L'autre caractéristique essentielle des sites est leur utilisation préalable pour les cultures vivrières. En
effet, sur les nouvelles friches, les producteurs cultivent d'abord les cultures vivrières. Comme le note
Tandjiékpon (2005), après le défrichement le paysan plante l'igname
et lui associe immédiatement des plants d'anacardiers ou
à partir de
la deuxième année lorsque le coton est semé. C'est le cas de l'arrivée
de l'anacardier en cours de rotation. Dans le cas de l'arrivée de
l'anacardier en fin de rotation, il constate qu'après le
défrichement,
le paysan installe de l'igname suivie des autres cultures vivrières puis
le coton avant d'introduire sous forme de jachère cultivée de
l'anacardier lorsque la terre
a besoin de repos. Les résultats obtenus
sur cet aspect dans notre zone
d'étude est illustré par la figure N°9.

Le graphique indique que 92% des planteurs ont au moins une fois produit des cultures vivrières ou d'autres cultures avant l'installation de plantations d'anacardiers.

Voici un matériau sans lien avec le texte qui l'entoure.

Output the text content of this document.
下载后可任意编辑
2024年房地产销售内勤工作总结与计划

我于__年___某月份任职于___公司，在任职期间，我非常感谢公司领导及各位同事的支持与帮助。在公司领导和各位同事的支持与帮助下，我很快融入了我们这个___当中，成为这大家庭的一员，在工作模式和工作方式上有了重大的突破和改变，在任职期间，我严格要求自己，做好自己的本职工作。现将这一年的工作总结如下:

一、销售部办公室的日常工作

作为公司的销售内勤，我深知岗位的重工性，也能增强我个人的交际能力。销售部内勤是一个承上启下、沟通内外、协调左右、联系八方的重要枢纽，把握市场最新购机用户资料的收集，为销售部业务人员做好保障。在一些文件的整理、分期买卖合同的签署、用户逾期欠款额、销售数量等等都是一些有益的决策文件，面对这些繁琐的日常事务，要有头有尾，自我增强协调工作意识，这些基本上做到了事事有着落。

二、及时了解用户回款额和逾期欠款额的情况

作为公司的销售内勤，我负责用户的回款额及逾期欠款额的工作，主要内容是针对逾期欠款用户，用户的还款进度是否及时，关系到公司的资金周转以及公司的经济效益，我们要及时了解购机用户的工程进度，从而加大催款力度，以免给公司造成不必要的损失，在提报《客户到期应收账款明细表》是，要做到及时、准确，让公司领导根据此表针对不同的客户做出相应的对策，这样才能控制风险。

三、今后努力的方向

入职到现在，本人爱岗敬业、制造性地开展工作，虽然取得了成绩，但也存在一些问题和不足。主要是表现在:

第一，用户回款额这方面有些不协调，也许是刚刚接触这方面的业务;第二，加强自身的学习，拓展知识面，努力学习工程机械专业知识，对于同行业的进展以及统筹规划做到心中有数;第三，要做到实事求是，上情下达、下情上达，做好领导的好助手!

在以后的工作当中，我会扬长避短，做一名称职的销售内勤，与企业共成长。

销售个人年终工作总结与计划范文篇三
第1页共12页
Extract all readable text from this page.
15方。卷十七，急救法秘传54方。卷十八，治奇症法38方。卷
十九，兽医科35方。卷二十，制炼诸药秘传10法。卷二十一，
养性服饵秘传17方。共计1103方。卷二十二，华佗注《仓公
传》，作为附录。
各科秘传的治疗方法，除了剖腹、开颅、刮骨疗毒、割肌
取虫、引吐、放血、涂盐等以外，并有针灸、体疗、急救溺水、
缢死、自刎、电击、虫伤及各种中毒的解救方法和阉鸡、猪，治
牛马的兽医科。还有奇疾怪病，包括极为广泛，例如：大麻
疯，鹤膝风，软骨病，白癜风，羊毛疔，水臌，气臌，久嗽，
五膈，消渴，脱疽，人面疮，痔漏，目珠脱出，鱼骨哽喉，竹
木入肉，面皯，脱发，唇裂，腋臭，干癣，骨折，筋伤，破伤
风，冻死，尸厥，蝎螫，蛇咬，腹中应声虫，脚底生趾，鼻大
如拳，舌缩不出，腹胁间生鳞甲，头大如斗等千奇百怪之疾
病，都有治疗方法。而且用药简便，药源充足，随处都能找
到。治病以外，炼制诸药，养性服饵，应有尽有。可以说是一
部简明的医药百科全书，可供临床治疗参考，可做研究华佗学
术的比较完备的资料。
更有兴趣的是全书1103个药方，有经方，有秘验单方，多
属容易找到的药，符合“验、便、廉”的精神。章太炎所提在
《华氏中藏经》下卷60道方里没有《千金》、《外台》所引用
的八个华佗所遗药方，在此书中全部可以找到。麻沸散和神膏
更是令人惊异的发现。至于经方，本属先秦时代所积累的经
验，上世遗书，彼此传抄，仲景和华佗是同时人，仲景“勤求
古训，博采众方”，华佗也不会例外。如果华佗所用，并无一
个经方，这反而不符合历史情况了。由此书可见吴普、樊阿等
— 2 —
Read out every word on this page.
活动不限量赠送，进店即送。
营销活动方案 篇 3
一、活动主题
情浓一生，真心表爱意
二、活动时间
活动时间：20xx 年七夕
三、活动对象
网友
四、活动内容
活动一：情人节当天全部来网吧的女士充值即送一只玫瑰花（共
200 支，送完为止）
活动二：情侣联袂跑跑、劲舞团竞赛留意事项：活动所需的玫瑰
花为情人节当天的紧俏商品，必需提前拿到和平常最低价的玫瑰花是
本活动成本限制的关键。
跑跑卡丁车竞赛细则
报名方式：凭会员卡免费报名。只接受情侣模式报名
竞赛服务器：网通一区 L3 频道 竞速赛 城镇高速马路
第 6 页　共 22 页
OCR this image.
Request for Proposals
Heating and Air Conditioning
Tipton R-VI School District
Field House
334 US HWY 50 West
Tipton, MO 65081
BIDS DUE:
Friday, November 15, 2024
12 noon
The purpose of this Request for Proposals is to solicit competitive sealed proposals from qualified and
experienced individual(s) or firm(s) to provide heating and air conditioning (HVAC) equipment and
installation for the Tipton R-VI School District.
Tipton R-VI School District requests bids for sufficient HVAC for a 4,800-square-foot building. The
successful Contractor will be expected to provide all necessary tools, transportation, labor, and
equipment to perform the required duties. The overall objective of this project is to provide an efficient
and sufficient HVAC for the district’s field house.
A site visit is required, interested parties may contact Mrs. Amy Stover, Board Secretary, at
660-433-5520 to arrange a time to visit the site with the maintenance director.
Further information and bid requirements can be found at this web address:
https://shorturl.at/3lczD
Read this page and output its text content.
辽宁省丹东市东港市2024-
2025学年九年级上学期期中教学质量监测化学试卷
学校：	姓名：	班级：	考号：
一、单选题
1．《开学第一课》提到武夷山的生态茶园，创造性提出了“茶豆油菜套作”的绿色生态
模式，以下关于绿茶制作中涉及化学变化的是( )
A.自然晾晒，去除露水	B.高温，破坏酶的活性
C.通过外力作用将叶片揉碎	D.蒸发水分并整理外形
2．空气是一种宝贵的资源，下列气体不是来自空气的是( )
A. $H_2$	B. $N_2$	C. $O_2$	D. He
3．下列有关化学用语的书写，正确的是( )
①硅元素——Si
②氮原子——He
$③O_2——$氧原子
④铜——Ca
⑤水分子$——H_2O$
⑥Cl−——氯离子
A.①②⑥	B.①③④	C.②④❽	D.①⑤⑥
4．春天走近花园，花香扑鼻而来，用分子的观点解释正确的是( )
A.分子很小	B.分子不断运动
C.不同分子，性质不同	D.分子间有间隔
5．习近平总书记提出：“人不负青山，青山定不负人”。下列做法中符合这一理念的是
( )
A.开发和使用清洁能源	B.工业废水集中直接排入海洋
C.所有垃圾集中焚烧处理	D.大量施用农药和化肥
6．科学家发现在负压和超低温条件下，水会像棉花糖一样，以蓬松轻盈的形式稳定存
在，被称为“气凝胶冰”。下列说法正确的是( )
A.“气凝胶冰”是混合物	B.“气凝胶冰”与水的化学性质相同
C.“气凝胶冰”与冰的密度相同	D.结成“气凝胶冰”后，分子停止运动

Ce fort pourcentage s'explique par le fait de l'impératif de profiter de la fertilité des sols pour les cultures vivrières qui représentent la charnière de l'agriculture de subsistance largement pratiquée dans la zone d'étude et au Bénin en général. De plus, la durée relative de l'anacardier avant fructification estimée à une moyenne de quatre ans n'encourage pas son installation comme première culture sur une nouvelle friche. 8% des plantations installées avant les cultures sont l'oeuvre des producteurs que l'on peut appeler producteurs « modernes ».